Another lesson I have learned is to distrust beauty. It seems that infatuation with a design inevitably leads to heartbreak, as overlooked ugly realities intrude. Love is blind, but computers aren’t. A long term relationship – maintaining a system for years – teaches one to appreciate more domestic virtues, such as straightforwardness and conventionality. Beauty is an idealistic fantasy: what really matters is the quality of the never ending conversation between programmer and code, as each learns from and adapts to the other. Beauty is not a sufficient basis for a happy marriage.
Other versions of this same wisdom exist in other fields. Samuel Johnson, about writing:
Read over your compositions, and wherever you meet with a passage which you think is particularly fine, strike it out.
William Faulkner's version of this was much more succinct: “Kill your darlings.”

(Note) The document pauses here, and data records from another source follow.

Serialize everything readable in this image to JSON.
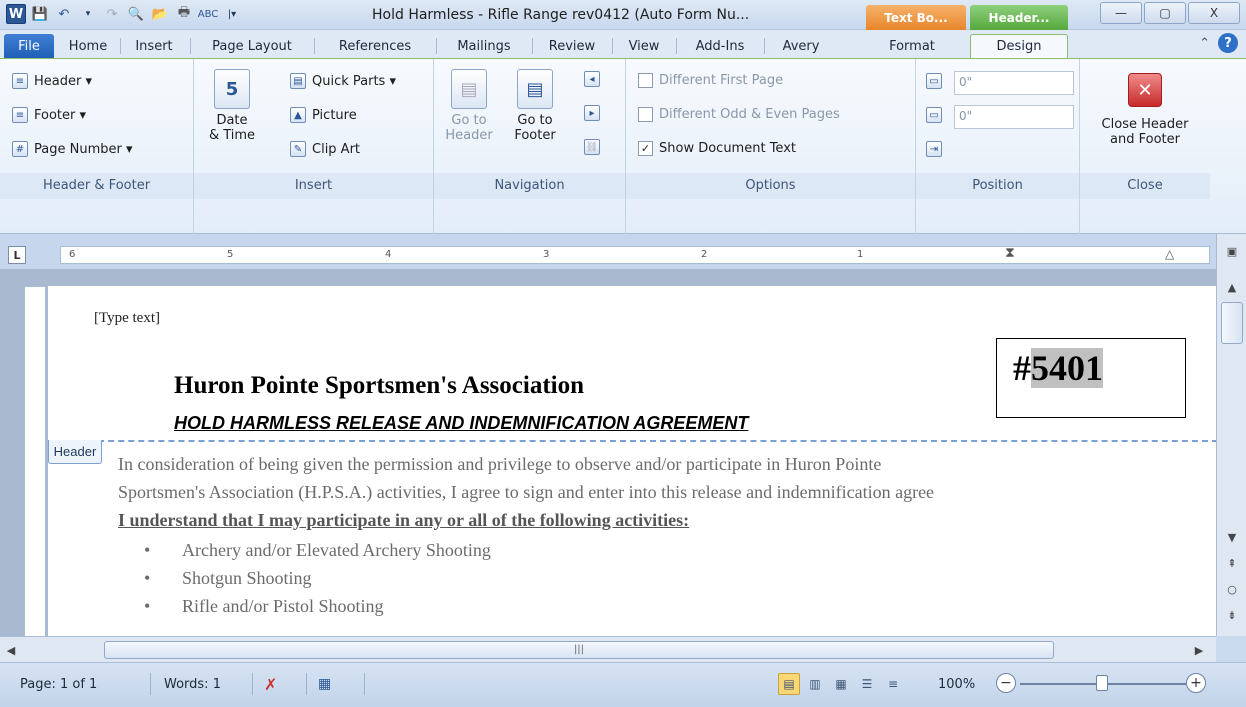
{
  "title_bar": {
    "title": "Hold Harmless - Rifle Range rev0412 (Auto Form Nu...",
    "contextual_tabs": [
      "Text Bo...",
      "Header..."
    ],
    "minimize": "—",
    "maximize": "▢",
    "close": "X"
  },
  "tabs": {
    "file": "File",
    "home": "Home",
    "insert": "Insert",
    "page_layout": "Page Layout",
    "references": "References",
    "mailings": "Mailings",
    "review": "Review",
    "view": "View",
    "add_ins": "Add-Ins",
    "avery": "Avery",
    "format": "Format",
    "design": "Design"
  },
  "ribbon": {
    "header_footer": {
      "label": "Header & Footer",
      "header": "Header ▾",
      "footer": "Footer ▾",
      "page_number": "Page Number ▾"
    },
    "insert": {
      "label": "Insert",
      "date_time_1": "Date",
      "date_time_2": "& Time",
      "quick_parts": "Quick Parts ▾",
      "picture": "Picture",
      "clip_art": "Clip Art"
    },
    "navigation": {
      "label": "Navigation",
      "goto_header_1": "Go to",
      "goto_header_2": "Header",
      "goto_footer_1": "Go to",
      "goto_footer_2": "Footer"
    },
    "options": {
      "label": "Options",
      "diff_first": "Different First Page",
      "diff_odd_even": "Different Odd & Even Pages",
      "show_doc_text": "Show Document Text",
      "show_doc_text_checked": true
    },
    "position": {
      "label": "Position",
      "header_from_top": "0\"",
      "footer_from_bottom": "0\""
    },
    "close": {
      "label": "Close",
      "close_1": "Close Header",
      "close_2": "and Footer"
    }
  },
  "ruler": {
    "numbers": [
      "6",
      "5",
      "4",
      "3",
      "2",
      "1"
    ]
  },
  "document": {
    "type_text": "[Type text]",
    "org_name": "Huron Pointe Sportsmen's  Association",
    "subtitle": "HOLD HARMLESS RELEASE AND INDEMNIFICATION AGREEMENT",
    "form_number_prefix": "#",
    "form_number": "5401",
    "header_tab": "Header",
    "para1": "In consideration of being given the permission and privilege to observe and/or participate in Huron Pointe",
    "para2": "Sportsmen's Association (H.P.S.A.) activities, I agree to sign and enter into this release and indemnification agree",
    "underline_line": "I understand that I may participate in any or all of the following activities:",
    "bullets": [
      "Archery and/or Elevated Archery Shooting",
      "Shotgun Shooting",
      "Rifle and/or Pistol Shooting"
    ]
  },
  "status_bar": {
    "page": "Page: 1 of 1",
    "words": "Words: 1",
    "zoom": "100%"
  }
}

My father-in-law works as a film editor, and he studiously avoids the set where the film is being shot. When he does have to visit, he shields his eyes as much as he can. This is because when he decides whether or not to include a scene in the final film, he doesn't want to be influenced by how much effort it took to shoot the scene. What matters is how well the scene works in the final film.
My essay, "My evolution as a programmer" (which I would link to if I weren't a new user), is largely about learning skepticism about the code I'd written: whether it works, whether it's useful, whether it's comprehensible (pair programming was a real wake-up call here). It's hard!